Monday, February 23, 2009

Transactional Web Apps vs Transactional Financial Apps

Some recent articles comparing transactional apps in the financial services marketplace to ecommerce applications are both misguided, and to my mind critically annoying to those of us who have to deal with business people who read them.

Misguided myth: Amazon does more transactions per day then the entire financial services marketplace, so why is this so hard in financial services?

Depends on how you measure it, but assuming its true, does the latency per transaction matter? If amazon drops your bid, does it matter? You just hit "bid" again...is it okay for Amazon to miss a message? What if they tell you you were successful late?...basically...guaranteed receipt of messages at very high volumes in near real time, with absolute limits on latency aren't easy requirements.
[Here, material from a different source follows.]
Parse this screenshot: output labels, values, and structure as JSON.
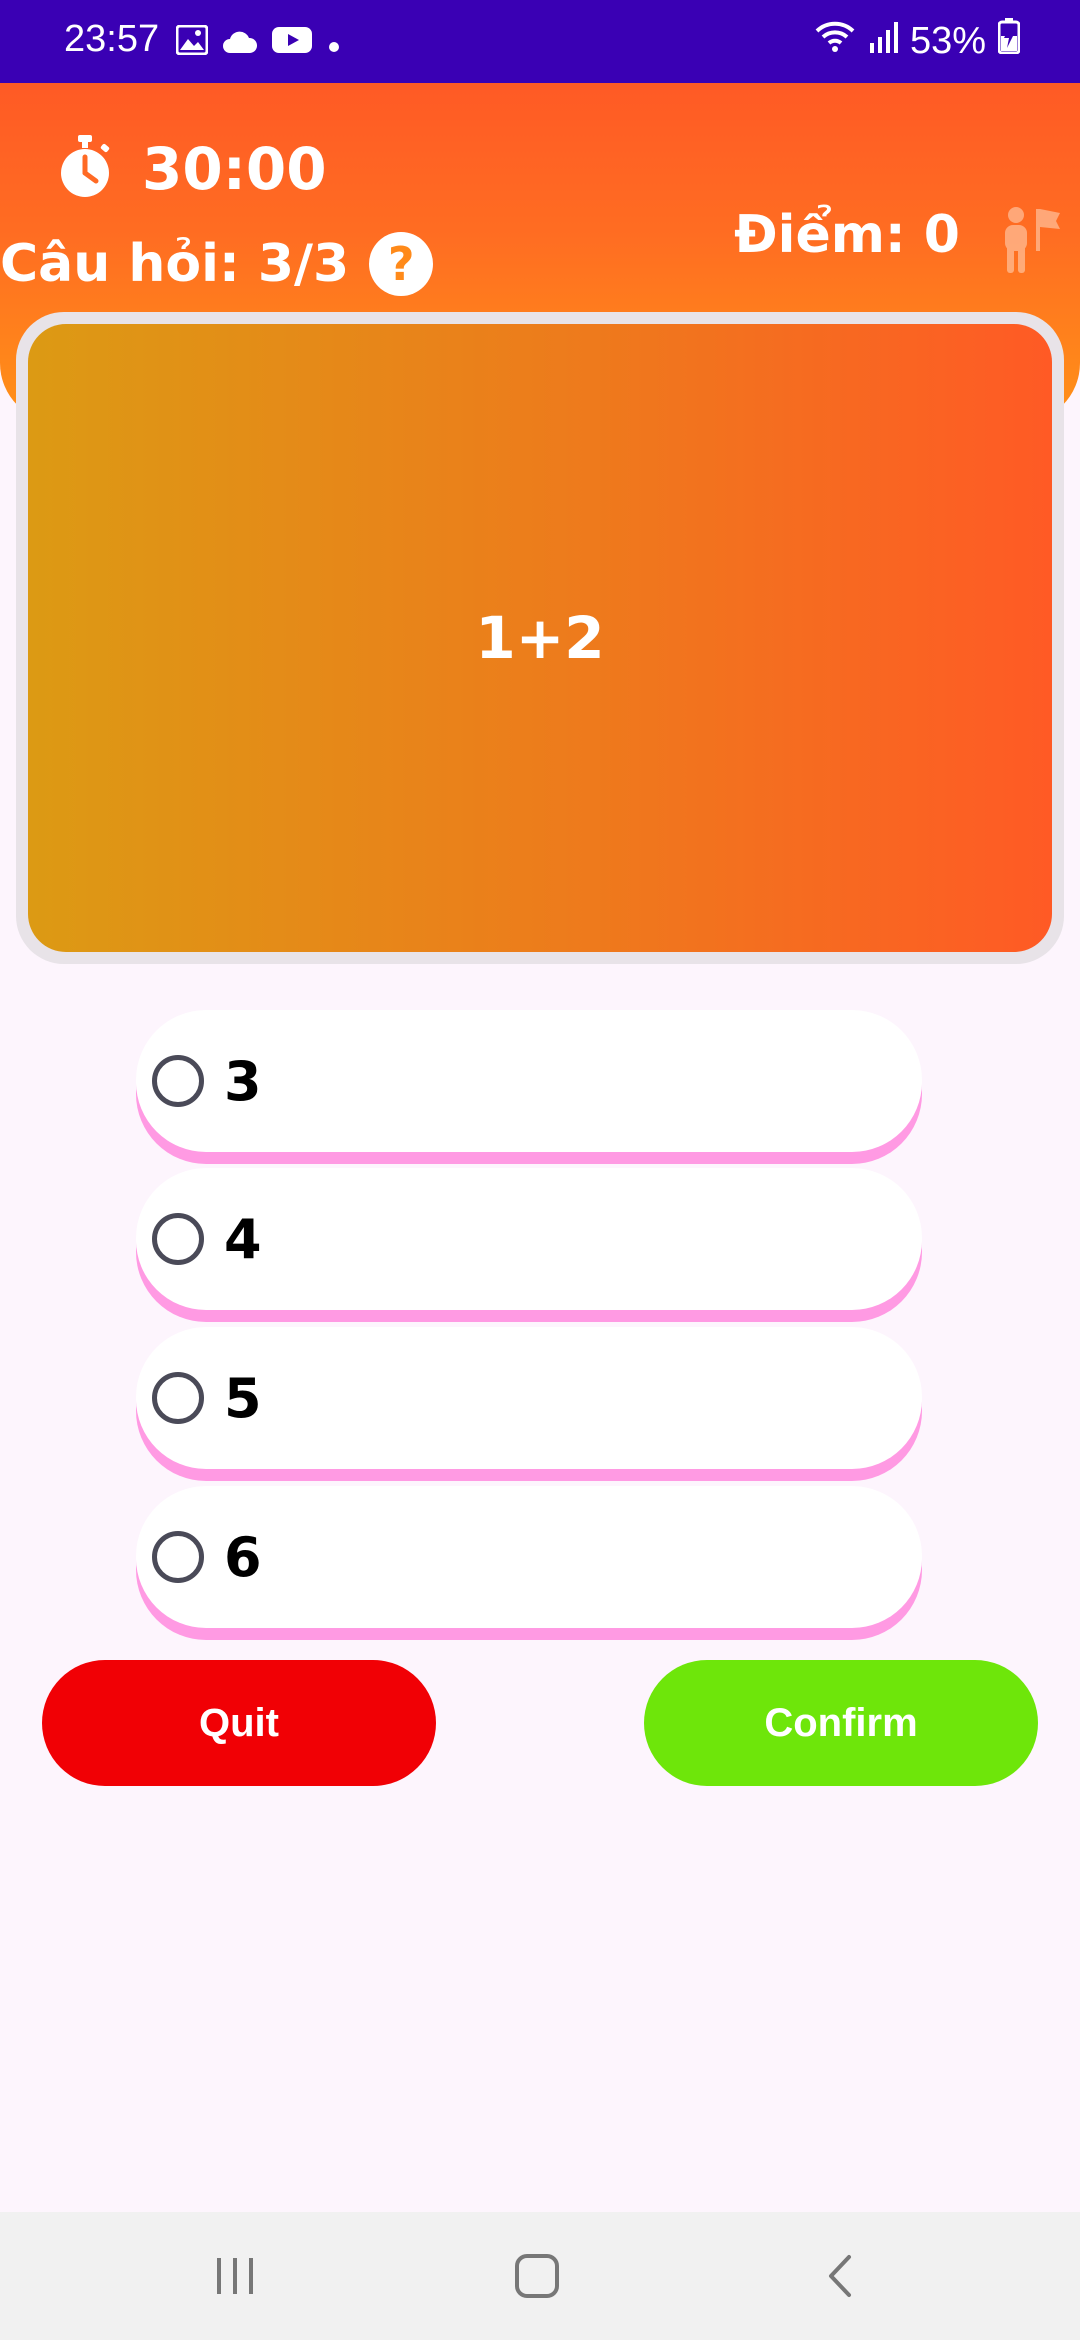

eCommerce applications on the web are not held to the same metrics, nor are their transactions subjected to the scrutiny that a typical financial services application is held to.

You think this would be obvious..but you'd be amazed how many people (including people in the industry) actually buy into doing this comparison and then pontificate on how developers doing work in the web ecommerce space must somehow have more on the ball. Maybe its because they write in (fill in the blank scripting language) instead of C++...

Or maybe its because the software industry pundit circuit lacks for good material.

Articles like this do nothing but create misery for engineers who have to deal with business managers who read them.